02 Oct 2020 - Hadron DaVinci
We will do combinations by hand with the bottom up approach.
The insights from this can be used to create code which does this automatically.
Note, a partial combination is known as a C(n,k) problem which means we must select combinations
of size k out of n objects.
Given array A, calculate the combinations when selecting k items.

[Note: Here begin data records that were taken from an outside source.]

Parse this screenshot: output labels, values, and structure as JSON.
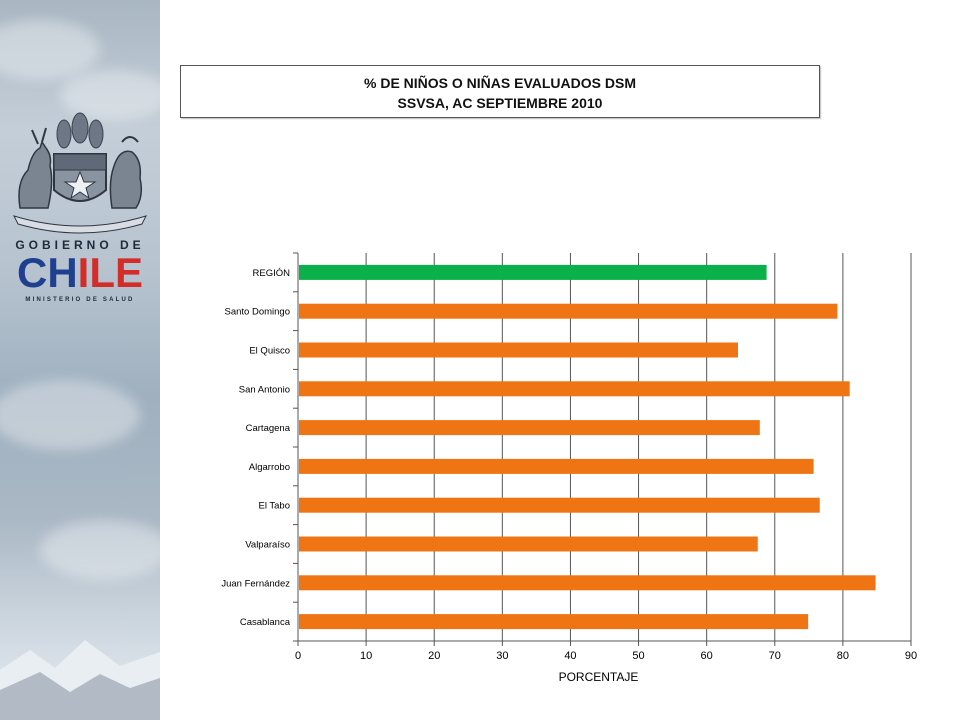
{
  "branding": {
    "gobierno_de": "GOBIERNO DE",
    "chile_letters": [
      "C",
      "H",
      "I",
      "L",
      "E"
    ],
    "ministerio": "MINISTERIO DE SALUD",
    "colors": {
      "blue": "#1f3f8f",
      "red": "#d32d2a",
      "navy": "#1f2a3a"
    }
  },
  "title": {
    "line1": "% DE NIÑOS O NIÑAS EVALUADOS DSM",
    "line2": "SSVSA, AC SEPTIEMBRE 2010"
  },
  "chart_data": {
    "type": "bar",
    "orientation": "horizontal",
    "categories": [
      "REGIÓN",
      "Santo Domingo",
      "El Quisco",
      "San Antonio",
      "Cartagena",
      "Algarrobo",
      "El Tabo",
      "Valparaíso",
      "Juan Fernández",
      "Casablanca"
    ],
    "values": [
      68.8,
      79.2,
      64.6,
      81.0,
      67.8,
      75.7,
      76.6,
      67.5,
      84.8,
      74.9
    ],
    "bar_colors": [
      "#0bb04b",
      "#ef7414",
      "#ef7414",
      "#ef7414",
      "#ef7414",
      "#ef7414",
      "#ef7414",
      "#ef7414",
      "#ef7414",
      "#ef7414"
    ],
    "xlabel": "PORCENTAJE",
    "ylabel": "",
    "xlim": [
      0,
      90
    ],
    "xticks": [
      0,
      10,
      20,
      30,
      40,
      50,
      60,
      70,
      80,
      90
    ],
    "grid": "vertical"
  }
}
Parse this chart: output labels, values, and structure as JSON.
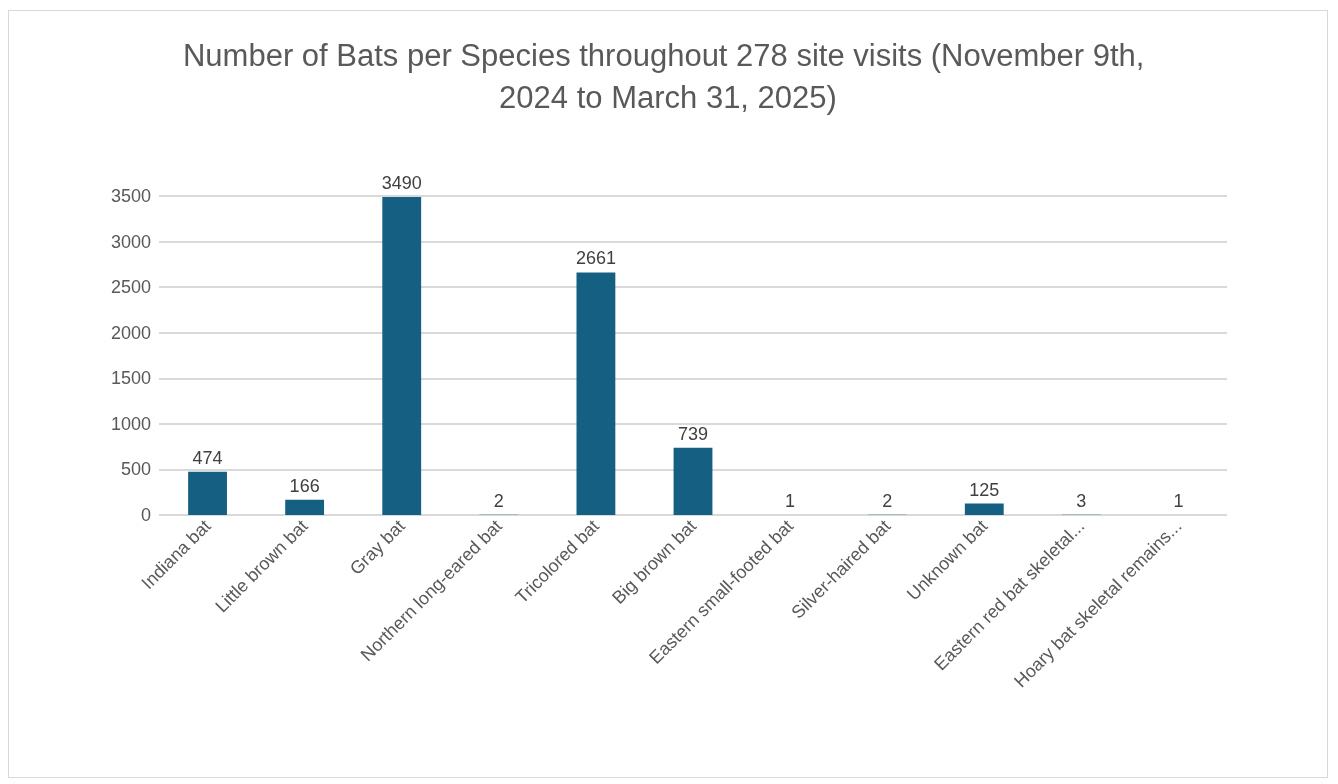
{
  "chart_data": {
    "type": "bar",
    "title": "Number of Bats per Species throughout 278 site visits (November 9th, 2024 to March 31, 2025)",
    "categories": [
      "Indiana bat",
      "Little brown bat",
      "Gray bat",
      "Northern long-eared bat",
      "Tricolored bat",
      "Big brown bat",
      "Eastern small-footed bat",
      "Silver-haired bat",
      "Unknown bat",
      "Eastern red bat skeletal...",
      "Hoary bat skeletal remains..."
    ],
    "values": [
      474,
      166,
      3490,
      2,
      2661,
      739,
      1,
      2,
      125,
      3,
      1
    ],
    "color": "#156082",
    "ylim": [
      0,
      3500
    ],
    "yticks": [
      0,
      500,
      1000,
      1500,
      2000,
      2500,
      3000,
      3500
    ],
    "grid": "y",
    "data_labels": true
  }
}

A = [3, 6, 9, 12, 15], k = 3
A[i]A[i+1:]C(sa, k)
k=1, array = [3, 6, 9, 12, 15]
i = 0
ce = 3
k==1 so yield 3
i = 1
ce = 6
k==1 so yield 6
i = 2
ce = 9
k==1 so yield 9
i = 3
ce = 12
k==1 so yield 12
i = 4
ce = 15
k==1 so yield 15
# Combinations Generated:
(3), (6), (9), (12), (15)
k=2, array = [3, 6, 9, 12, 15]
i = 0
ce = 3
k==1, sa = [6, 9, 12, 15]
sub_combinations = (6), (9), (12), (15)
for each sub_combination: yield ce + sub_combination
this yields: (3,6), (3,9), (3,12), (3,15)
i = 1
ce = 6
k==1, sa = [9, 12, 15]
sub_combinations = (9), (12), (15)
for each sub_combination: yield ce + sub_combination
this yields: (6,9), (6,12), (6,15)
i = 2
ce = 9
k==1, sa = [12, 15]
sub_combinations = (12), (15)
for each sub_combination: yield ce + sub_combination
this yeilds: (9,12), (9,15)
i = 3
ce = 12
k==1, sa = [15]
sub_combinations = (15)
for each sub_combination: yield ce + sub_combination
this yields: (12,15)
i = 4
ce = 15
k==1, sa = []
sub_combinations = None
for each sub_combination: yield ce + sub_combination
since (15) has less elements than k,
this yields no combination
# Combinations Generated:
(3,6), (3,9), (3,12), (3,15)
(6,9), (6,12), (6,15)
(9,12), (9,15)
(12,15)
k=3, array = [3, 6, 9, 12, 15]
i = 0
ce = 3
k==2, sa = [6, 9, 12, 15]
sub_combinations = (6,9), (6,12), (6,15), (9,12), (9,15), (12,15)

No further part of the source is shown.